Елизавета Дворецкая - Лань в чаще. Книга 1: Оружие Скальда
После еды Ингитора сидела в гриднице с хозяйкой. Йомфру Хильда и сегодня нарядилась, как на пир: в голубую рубаху и в желтое платье, сшитое по-уладски, с короткими широкими рукавами, с узорной сеткой на плечах, сплетенной из тонких золотых нитей. Платье оказалось ей широко, бока ушивали неумелые руки, так что полосы тесьмы неправильно сходились. Рукава рубашки тоже были широки, и теперь Ингитора поняла, почему фигура Хильды выглядит роскошной и при этом несуразной – она была одета богато, но с чужого плеча. И чтобы понять происхождение этих вещей, не требовалось обладать мудростью Одина. Множество браслетов и перстней, слишком тяжелых для ее маленьких рук, явно мешали Хильде, поэтому, хотя какое-то шитье для приличия лежало рядом, она ничего не делала.
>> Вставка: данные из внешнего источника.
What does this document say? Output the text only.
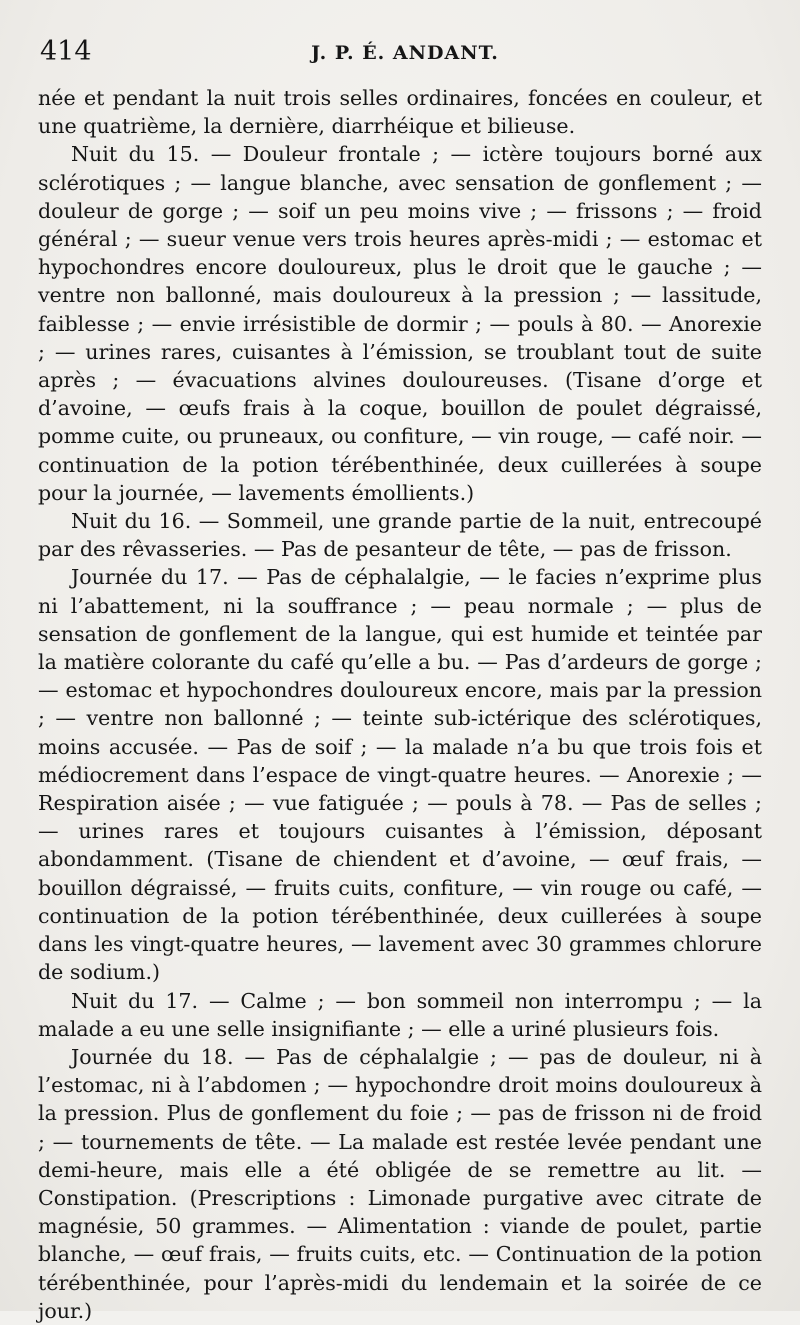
414	J. P. É. ANDANT.

née et pendant la nuit trois selles ordinaires, foncées en couleur, et une quatrième, la dernière, diarrhéique et bilieuse.

Nuit du 15. — Douleur frontale ; — ictère toujours borné aux sclérotiques ; — langue blanche, avec sensation de gonflement ; — douleur de gorge ; — soif un peu moins vive ; — frissons ; — froid général ; — sueur venue vers trois heures après-midi ; — estomac et hypochondres encore douloureux, plus le droit que le gauche ; — ventre non ballonné, mais douloureux à la pression ; — lassitude, faiblesse ; — envie irrésistible de dormir ; — pouls à 80. — Anorexie ; — urines rares, cuisantes à l’émission, se troublant tout de suite après ; — évacuations alvines douloureuses. (Tisane d’orge et d’avoine, — œufs frais à la coque, bouillon de poulet dégraissé, pomme cuite, ou pruneaux, ou confiture, — vin rouge, — café noir. — continuation de la potion térébenthinée, deux cuillerées à soupe pour la journée, — lavements émollients.)

Nuit du 16. — Sommeil, une grande partie de la nuit, entrecoupé par des rêvasseries. — Pas de pesanteur de tête, — pas de frisson.

Journée du 17. — Pas de céphalalgie, — le facies n’exprime plus ni l’abattement, ni la souffrance ; — peau normale ; — plus de sensation de gonflement de la langue, qui est humide et teintée par la matière colorante du café qu’elle a bu. — Pas d’ardeurs de gorge ; — estomac et hypochondres douloureux encore, mais par la pression ; — ventre non ballonné ; — teinte sub-ictérique des sclérotiques, moins accusée. — Pas de soif ; — la malade n’a bu que trois fois et médiocrement dans l’espace de vingt-quatre heures. — Anorexie ; — Respiration aisée ; — vue fatiguée ; — pouls à 78. — Pas de selles ; — urines rares et toujours cuisantes à l’émission, déposant abondamment. (Tisane de chiendent et d’avoine, — œuf frais, — bouillon dégraissé, — fruits cuits, confiture, — vin rouge ou café, — continuation de la potion térébenthinée, deux cuillerées à soupe dans les vingt-quatre heures, — lavement avec 30 grammes chlorure de sodium.)

Nuit du 17. — Calme ; — bon sommeil non interrompu ; — la malade a eu une selle insignifiante ; — elle a uriné plusieurs fois.

Journée du 18. — Pas de céphalalgie ; — pas de douleur, ni à l’estomac, ni à l’abdomen ; — hypochondre droit moins douloureux à la pression. Plus de gonflement du foie ; — pas de frisson ni de froid ; — tournements de tête. — La malade est restée levée pendant une demi-heure, mais elle a été obligée de se remettre au lit. — Constipation. (Prescriptions : Limonade purgative avec citrate de magnésie, 50 grammes. — Alimentation : viande de poulet, partie blanche, — œuf frais, — fruits cuits, etc. — Continuation de la potion térébenthinée, pour l’après-midi du lendemain et la soirée de ce jour.)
Гораздо больше она была расположена поболтать, чем напомнила Ингиторе кюну Асту. О кюне Асте и о йомфру Вальборг Хильда расспрашивала с большой живостью, и вообще ее очень занимали привычки и порядки знатных людей. Серебряные бубенчики на ремешках башмаков Ингиторы привели ее в восторг, и она тут же захотела такие же. Все ее поведение колебалось между попытками хранить гордое достоинство и жгучим любопытством, и Ингитора дивилась: она никогда еще не видела такой диковатой утонченности. Теперь, приглядевшись к ее светло-карим, как темный янтарь, глазам, Ингитора поняла, что Хильда не так уж юна, как казалась на первый взгляд, и ей не шестнадцать, а скорее двадцать лет и они ровесницы.
– Меня зовут Хильдой Отважной, потому что еще пять лет назад, когда у нас шла война между хёвдингами и моим братом Бергвидом – тогда он еще назывался Бергвидом конунгом, – я сама ездила от них к нему и уговорила его встретиться с хёвдингами в святилище Хестирнэс – это на озере Фрейра, где родовая усадьба конунгов, – охотно рассказывала йомфру Хильда. Она откровенно радовалась случаю поболтать с новым человеком, тем более с девушкой, такой знатной и прославленной! – Теперь мой брат владеет ею и называется хёвдингом Фрейреслага. А если бы я не склонила его к этой встрече, возможно, война продолжалась бы и поныне и на всем полуострове не осталось бы живого человека.
– Это замечательный подвиг, – несколько растерянно отвечала Ингитора, не зная, верить ли ей. – Тем более что ты, наверное, была тогда совсем юной…
– Мне едва исполнилось тогда пятнадцать лет! – явно гордясь собой, отвечала йомфру Хильда. – Но ведь настоящее благородство не имеет возраста!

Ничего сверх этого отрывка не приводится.